Przekroj 20.09.2007 (Poland)

Andrzej Wajda's new film "Katyn" hit the screens in Poland amid much hype on the anniversary of the Soviet invasion of Poland of 17 September, 1939. Malgorzata Sadowska is ambivalent: "It's not a fantastic film, neither particularly original nor innovative. But it is useful. Wajda shows the circumstances surrounding the murders in Katyn skilfully and clearly, without getting bogged down in detail. And he points to the consequences, which still continue so many years after the end of the war." Nevertheless, Sadowska is in no doubt: "Thanks among other things to its final sequence showing the shootings, the movie will have a place in Polish film history."


The Times Literary Supplement 19.09.2007 (UK)

Historian Niall Ferguson has read "Fateful Choices," the newest book by his colleague Ian Kershaw, and doesn't mince his words in his review. Kershaw presents ten decisions of world-historical importance between 1940 and 1941, yet he fails to present any possible alternatives, Ferguson writes: "If one wanted to show a class of undergraduates how historians conventionally deal with the problem of causation, these ten essays would be hard to improve on. In each one, Kershaw starts with a summary of the decision itself and its implications. Then, just as E. H. Carr recommended in 'What Is History?' (1961), he goes back some years to uncover the chain of events that led to this decision. Alternatives are considered only in order to demonstrate that they were not really alternatives at all, and were bound to be discarded. Kershaw's scholarship is impeccable. And yet the philosophical underpinning to his essays is positively antique."


Le point 20.09.2007 (France)

"Stop Hortefeux!" demands Bernard-Henri Levy in his notebook column, criticising the measures introduced by immigration minister Brice Hortefeux - including DNA tests of immigrants to verify family relationships. "The second, perhaps even worse act by Hortefeux was his summoning a 'dozen' prefects whose 'numbers weren't high enough,' which means: who couldn't attest to having expelled a sufficient number of immigrants to allow total expulsions to reach 25,000 per year... Everything about this story is unbearable. The very idea of a number, a number where there shouldn't be one. The fact that people are being treated like slabs of meat, like goods. This language of statistics and technology in a political sector."

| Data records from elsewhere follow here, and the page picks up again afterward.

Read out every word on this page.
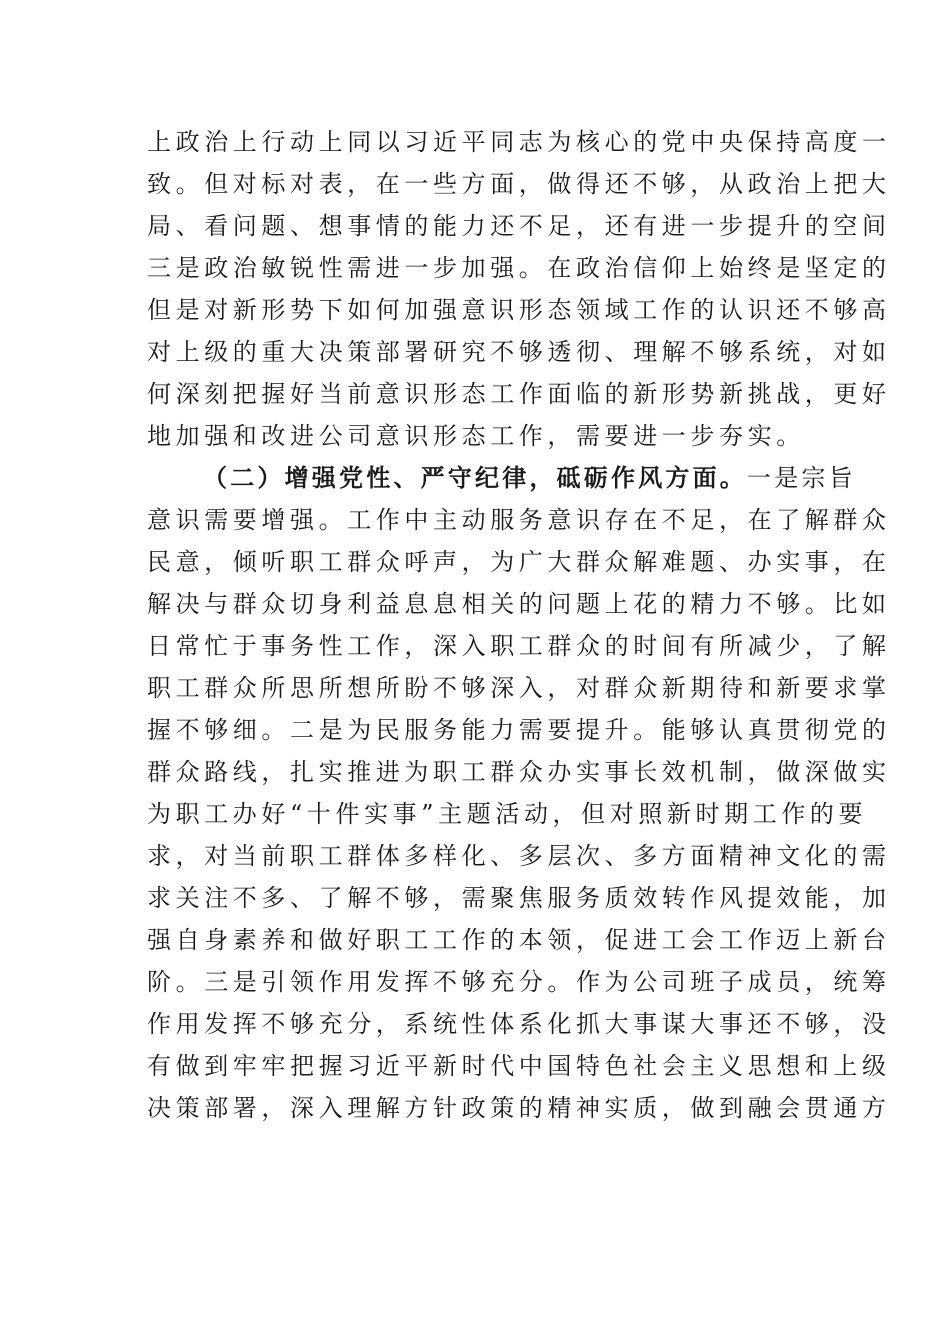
上政治上行动上同以习近平同志为核心的党中央保持高度一
致。但对标对表，在一些方面，做得还不够，从政治上把大
局、看问题、想事情的能力还不足，还有进一步提升的空间
三是政治敏锐性需进一步加强。在政治信仰上始终是坚定的
但是对新形势下如何加强意识形态领域工作的认识还不够高
对上级的重大决策部署研究不够透彻、理解不够系统，对如
何深刻把握好当前意识形态工作面临的新形势新挑战，更好
地加强和改进公司意识形态工作，需要进一步夯实。
（二）增强党性、严守纪律，砥砺作风方面。一是宗旨
意识需要增强。工作中主动服务意识存在不足，在了解群众
民意，倾听职工群众呼声，为广大群众解难题、办实事，在
解决与群众切身利益息息相关的问题上花的精力不够。比如
日常忙于事务性工作，深入职工群众的时间有所减少，了解
职工群众所思所想所盼不够深入，对群众新期待和新要求掌
握不够细。二是为民服务能力需要提升。能够认真贯彻党的
群众路线，扎实推进为职工群众办实事长效机制，做深做实
为职工办好“十件实事”主题活动，但对照新时期工作的要
求，对当前职工群体多样化、多层次、多方面精神文化的需
求关注不多、了解不够，需聚焦服务质效转作风提效能，加
强自身素养和做好职工工作的本领，促进工会工作迈上新台
阶。三是引领作用发挥不够充分。作为公司班子成员，统筹
作用发挥不够充分，系统性体系化抓大事谋大事还不够，没
有做到牢牢把握习近平新时代中国特色社会主义思想和上级
决策部署，深入理解方针政策的精神实质，做到融会贯通方
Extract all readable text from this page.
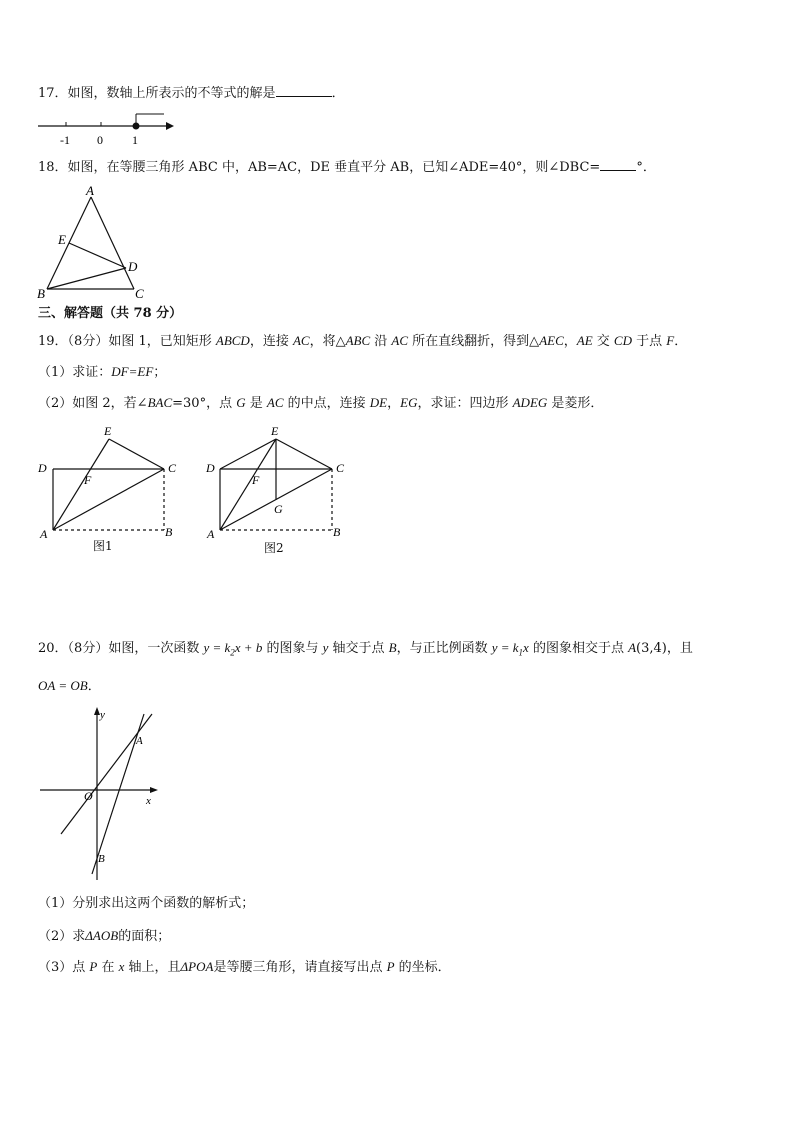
17．如图，数轴上所表示的不等式的解是	．
-1 0 1
18．如图，在等腰三角形 ABC 中，AB=AC，DE 垂直平分 AB，已知∠ADE=40°，则∠DBC=	°．
A
E
D
B	C
三、解答题（共 78 分）
19．（8分）如图 1，已知矩形 ABCD，连接 AC，将△ABC 沿 AC 所在直线翻折，得到△AEC，AE 交 CD 于点 F．
（1）求证：DF=EF；
（2）如图 2，若∠BAC=30°，点 G 是 AC 的中点，连接 DE，EG，求证：四边形 ADEG 是菱形．
E
D	C
F
A	B
图1
E
D	C
F
G
A	B
图2
20．（8分）如图，一次函数 $y = k_2x + b$ 的图象与 y 轴交于点 B，与正比例函数 $y = k_1x$ 的图象相交于点 A(3,4)，且
OA = OB．
y
x
O
A
B
（1）分别求出这两个函数的解析式；
（2）求ΔAOB的面积；
（3）点 P 在 x 轴上，且ΔPOA是等腰三角形，请直接写出点 P 的坐标．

The New York Times 23.09.2007 (USA)

In The New York Times Magazine, John Wray portrays in great detail Austrian film director Michael Haneke, who has just finished shooting his first film in the US, an American remake of his "Funny Games." Asked about his relationship to violence, Haneke point to problems he had with "Pulp Fiction": "The problem, as I see it, is with its comedy — there's a danger there, because the humor makes the violence consumable. Humor of that kind is all right, even useful, as long as the viewer is made to think about why he's laughing. But that’s something 'Pulp Fiction' fails to do."